Cutting farm subsidies presents a huge political risk. Who wants to be the politician to take on the backbone of an agrarian nation? But Thomas Jefferson's agrarian nation has passed and though farmers still prove potent political propaganda, the farmers that benefit from subsidies are often far from Jefferson's ideal. In the early days of New England's colonization, families were given plots that included woodland, farmland, and townland. Measured with a system of "metes and bounds," the division of land insured a diversity of uses while allowing families to support themselves with subsistence farming. A nation of small farmers was not hard to imagine.
Fast forward past speculation, credit crises, and farm policies that homogenized crops and into the Urban Century, where a majority of the world lives in cities and nearly 75 percent of our farm subsidies go to only ten percent of farmers. The Times reported today that politicians and farmers like Craig Lang, president of the Iowa Farm Bureau, are prepared to cut those subsidies with proposals like lowering the maximum yearly income ceiling to still receive federal funding from $750,000 to $250,000 or changing policies that now award so much money to landowners living in Chicago, Phoenix, or New York City. On their own website however, the Farm Bureau fails to include these proposals in their policies section, writing instead that they oppose any changes to Iowa's income and property taxes that may raise taxes, "including changes to the agriculture productivity formula and assessment of farm buildings."

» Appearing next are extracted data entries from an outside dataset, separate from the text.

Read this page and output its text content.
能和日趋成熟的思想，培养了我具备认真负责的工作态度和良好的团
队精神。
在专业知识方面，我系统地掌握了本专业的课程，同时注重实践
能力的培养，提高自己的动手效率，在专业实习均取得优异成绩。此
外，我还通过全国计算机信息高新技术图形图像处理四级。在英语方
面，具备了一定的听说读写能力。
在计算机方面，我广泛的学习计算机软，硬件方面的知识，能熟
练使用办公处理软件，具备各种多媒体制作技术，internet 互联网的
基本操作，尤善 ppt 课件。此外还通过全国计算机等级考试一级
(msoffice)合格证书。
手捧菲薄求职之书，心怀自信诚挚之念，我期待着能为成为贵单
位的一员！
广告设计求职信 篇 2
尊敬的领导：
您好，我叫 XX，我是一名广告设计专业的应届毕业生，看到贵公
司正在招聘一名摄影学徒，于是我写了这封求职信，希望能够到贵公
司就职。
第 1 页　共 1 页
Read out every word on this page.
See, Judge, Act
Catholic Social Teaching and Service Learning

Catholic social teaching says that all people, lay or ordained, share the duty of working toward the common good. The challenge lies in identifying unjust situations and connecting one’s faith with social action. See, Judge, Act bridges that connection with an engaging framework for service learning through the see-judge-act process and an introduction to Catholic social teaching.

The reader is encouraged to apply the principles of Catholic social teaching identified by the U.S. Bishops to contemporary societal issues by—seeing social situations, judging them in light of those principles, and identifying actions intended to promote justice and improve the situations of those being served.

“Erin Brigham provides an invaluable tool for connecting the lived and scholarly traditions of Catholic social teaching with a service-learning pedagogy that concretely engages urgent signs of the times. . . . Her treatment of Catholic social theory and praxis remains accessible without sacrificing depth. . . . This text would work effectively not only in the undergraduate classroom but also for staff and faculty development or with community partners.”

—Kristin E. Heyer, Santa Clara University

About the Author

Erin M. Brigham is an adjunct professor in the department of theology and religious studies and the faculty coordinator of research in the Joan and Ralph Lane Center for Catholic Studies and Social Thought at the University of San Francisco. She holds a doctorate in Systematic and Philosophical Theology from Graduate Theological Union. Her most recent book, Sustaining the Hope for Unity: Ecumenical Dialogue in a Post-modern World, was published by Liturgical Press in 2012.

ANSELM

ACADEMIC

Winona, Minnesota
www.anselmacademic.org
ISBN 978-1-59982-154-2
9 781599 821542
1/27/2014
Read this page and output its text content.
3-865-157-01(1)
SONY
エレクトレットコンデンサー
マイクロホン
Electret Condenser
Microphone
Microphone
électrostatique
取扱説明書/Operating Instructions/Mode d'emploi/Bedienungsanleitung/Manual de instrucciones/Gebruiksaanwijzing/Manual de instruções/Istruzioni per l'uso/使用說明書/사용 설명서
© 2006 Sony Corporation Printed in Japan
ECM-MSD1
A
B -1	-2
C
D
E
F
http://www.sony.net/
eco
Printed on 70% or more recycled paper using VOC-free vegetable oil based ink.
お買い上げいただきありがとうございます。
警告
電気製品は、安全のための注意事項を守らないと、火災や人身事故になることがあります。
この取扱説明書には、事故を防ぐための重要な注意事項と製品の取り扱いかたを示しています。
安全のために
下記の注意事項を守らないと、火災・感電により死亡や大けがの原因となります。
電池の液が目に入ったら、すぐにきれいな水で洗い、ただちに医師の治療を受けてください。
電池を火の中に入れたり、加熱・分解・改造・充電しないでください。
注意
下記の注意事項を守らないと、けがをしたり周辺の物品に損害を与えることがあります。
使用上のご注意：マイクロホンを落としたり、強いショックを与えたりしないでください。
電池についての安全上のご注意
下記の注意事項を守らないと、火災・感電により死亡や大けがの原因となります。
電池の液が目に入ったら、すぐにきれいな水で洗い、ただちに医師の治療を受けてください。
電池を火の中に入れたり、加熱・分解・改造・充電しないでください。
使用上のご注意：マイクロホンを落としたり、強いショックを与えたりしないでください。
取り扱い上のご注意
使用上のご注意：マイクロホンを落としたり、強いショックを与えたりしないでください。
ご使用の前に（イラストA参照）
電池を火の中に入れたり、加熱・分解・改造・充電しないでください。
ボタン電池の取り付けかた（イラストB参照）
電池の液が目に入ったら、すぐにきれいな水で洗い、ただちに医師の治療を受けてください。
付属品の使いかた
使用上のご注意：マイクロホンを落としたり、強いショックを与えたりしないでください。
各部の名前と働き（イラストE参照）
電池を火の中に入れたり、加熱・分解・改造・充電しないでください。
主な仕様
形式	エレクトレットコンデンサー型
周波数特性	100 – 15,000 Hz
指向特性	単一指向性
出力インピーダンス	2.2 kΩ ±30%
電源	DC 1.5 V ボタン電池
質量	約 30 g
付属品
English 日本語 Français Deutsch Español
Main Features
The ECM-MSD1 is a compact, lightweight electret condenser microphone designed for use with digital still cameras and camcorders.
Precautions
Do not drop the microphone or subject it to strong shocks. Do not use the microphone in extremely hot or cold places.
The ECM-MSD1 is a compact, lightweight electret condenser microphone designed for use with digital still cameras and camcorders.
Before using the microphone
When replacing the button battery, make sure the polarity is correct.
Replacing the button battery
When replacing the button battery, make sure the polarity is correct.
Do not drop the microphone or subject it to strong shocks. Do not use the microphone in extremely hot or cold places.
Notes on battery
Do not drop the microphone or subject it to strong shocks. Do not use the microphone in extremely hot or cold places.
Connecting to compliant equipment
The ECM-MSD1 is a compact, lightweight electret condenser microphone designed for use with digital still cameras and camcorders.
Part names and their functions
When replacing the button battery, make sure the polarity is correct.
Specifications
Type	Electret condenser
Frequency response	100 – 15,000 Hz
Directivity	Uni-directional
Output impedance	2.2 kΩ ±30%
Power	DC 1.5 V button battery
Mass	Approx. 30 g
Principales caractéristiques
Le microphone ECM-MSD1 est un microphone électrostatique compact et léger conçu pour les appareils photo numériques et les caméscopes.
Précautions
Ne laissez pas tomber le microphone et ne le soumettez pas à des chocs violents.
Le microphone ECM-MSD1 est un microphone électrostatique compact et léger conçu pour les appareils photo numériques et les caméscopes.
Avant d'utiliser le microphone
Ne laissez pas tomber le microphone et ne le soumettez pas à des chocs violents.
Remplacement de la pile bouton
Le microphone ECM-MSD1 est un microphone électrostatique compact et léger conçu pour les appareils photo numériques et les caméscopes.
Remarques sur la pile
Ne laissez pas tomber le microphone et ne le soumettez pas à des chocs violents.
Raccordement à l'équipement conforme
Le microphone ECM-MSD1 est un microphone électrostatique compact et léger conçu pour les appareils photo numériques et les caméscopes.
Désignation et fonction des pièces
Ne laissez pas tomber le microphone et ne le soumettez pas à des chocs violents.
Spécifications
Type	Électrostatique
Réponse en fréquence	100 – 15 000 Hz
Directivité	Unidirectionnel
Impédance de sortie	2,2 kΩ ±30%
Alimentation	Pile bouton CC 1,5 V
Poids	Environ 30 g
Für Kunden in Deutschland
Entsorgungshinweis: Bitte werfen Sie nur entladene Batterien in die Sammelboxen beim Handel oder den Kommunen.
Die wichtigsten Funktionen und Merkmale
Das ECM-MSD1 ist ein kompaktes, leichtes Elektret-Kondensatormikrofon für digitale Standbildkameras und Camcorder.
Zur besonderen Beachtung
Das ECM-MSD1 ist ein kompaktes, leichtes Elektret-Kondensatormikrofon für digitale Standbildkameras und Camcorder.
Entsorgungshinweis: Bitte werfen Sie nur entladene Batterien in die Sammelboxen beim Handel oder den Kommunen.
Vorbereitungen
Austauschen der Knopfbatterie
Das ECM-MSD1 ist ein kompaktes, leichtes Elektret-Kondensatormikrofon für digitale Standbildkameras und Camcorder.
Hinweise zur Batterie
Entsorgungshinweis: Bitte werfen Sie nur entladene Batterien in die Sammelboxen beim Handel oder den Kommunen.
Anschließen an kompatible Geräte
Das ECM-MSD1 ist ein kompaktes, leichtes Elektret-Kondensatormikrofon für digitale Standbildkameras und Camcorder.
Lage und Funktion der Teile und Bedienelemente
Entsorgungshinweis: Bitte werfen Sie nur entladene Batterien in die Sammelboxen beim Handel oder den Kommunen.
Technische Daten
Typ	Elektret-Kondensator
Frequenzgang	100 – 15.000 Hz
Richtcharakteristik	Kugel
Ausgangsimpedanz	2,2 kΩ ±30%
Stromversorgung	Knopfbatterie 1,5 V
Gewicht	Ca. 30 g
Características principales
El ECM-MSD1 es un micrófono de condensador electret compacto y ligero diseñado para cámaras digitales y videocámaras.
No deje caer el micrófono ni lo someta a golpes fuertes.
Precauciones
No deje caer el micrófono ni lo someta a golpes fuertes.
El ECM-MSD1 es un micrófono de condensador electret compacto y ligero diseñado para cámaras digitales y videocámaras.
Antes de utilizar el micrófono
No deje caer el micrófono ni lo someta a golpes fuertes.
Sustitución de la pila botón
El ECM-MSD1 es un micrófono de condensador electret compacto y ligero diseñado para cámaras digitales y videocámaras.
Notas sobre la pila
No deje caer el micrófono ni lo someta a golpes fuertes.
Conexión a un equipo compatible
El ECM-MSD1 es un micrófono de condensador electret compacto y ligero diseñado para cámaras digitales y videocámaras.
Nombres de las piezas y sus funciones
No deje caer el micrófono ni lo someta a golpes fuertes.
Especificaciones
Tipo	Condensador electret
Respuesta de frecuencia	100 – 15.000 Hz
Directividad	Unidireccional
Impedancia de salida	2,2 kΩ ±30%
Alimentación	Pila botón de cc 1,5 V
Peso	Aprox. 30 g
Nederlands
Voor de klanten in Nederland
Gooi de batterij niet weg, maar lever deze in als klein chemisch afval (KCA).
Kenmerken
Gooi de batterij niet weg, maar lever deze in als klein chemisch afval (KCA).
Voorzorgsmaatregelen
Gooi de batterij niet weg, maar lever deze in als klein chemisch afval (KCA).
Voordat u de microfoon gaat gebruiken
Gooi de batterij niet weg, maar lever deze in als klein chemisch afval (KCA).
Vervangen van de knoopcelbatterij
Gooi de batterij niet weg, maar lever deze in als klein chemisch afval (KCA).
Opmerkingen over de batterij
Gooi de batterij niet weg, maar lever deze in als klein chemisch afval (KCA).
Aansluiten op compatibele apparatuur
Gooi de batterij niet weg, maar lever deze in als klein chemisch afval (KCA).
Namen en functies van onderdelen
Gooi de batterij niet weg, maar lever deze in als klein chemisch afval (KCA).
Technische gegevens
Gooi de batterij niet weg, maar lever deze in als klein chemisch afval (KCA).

It's inconsistencies like this that make me doubtful the overhaul of farm subsidies we need is imminent.
After brief stops in Ohio and Wisconsin, I have made my way from New York City to the Southeast corner of Minnesota. I spend my days looking and applying for jobs, trying to learn the banjo, and driving past rolling hills of soybean and corn. Unfortunately, all of these activities have involved some disappointment but I'll just speak to the last. Commodity prices are rising and judging from the late planting season and bouts of flooding and rain that haven been threatening crops, prices will only continue to rise. At the same time, small farmers don't seem to be getting the benefit. Joe Outlaw of Texas A&M University told the Times, "'One of the big reasons the payments are important is that it helps farmers get credit to continue operating, because the lenders know they are going to get their money back,' he said. 'You take the payments away and it makes it hard for them to get credit, especially small family farms.'” But how many small farms are included in that ten percent that receive nearly three quarters of federal subsidies?
Driving past the monotonous Minnesota fields with small stalks of corn far behind the traditional "knee-high by July" yardstick, I pass the same farmhouse nearly every day. It's a large, beige Victorian structure rising from the horizontal green that surrounds it. A young woman, maybe teenage, maybe slightly older, often sits on the cement steps on the side of the house looking over the familiar assortment of workhouses scattered around the gravel driveway. Sometimes she has a cigarette, sometimes she just seems to be waiting. When Jefferson argued for the small-farmer nation he did so because he felt it would tie citizens to the land and to their country. I take issue with the idea that city-dwellers don't have the same land-deep love for their homes, but I wonder about that woman dwarfed in a landscape of megafarms. What sense of place is left for her and how does such an obviously lopsided federal farm program shape the land she surveys alone each morning?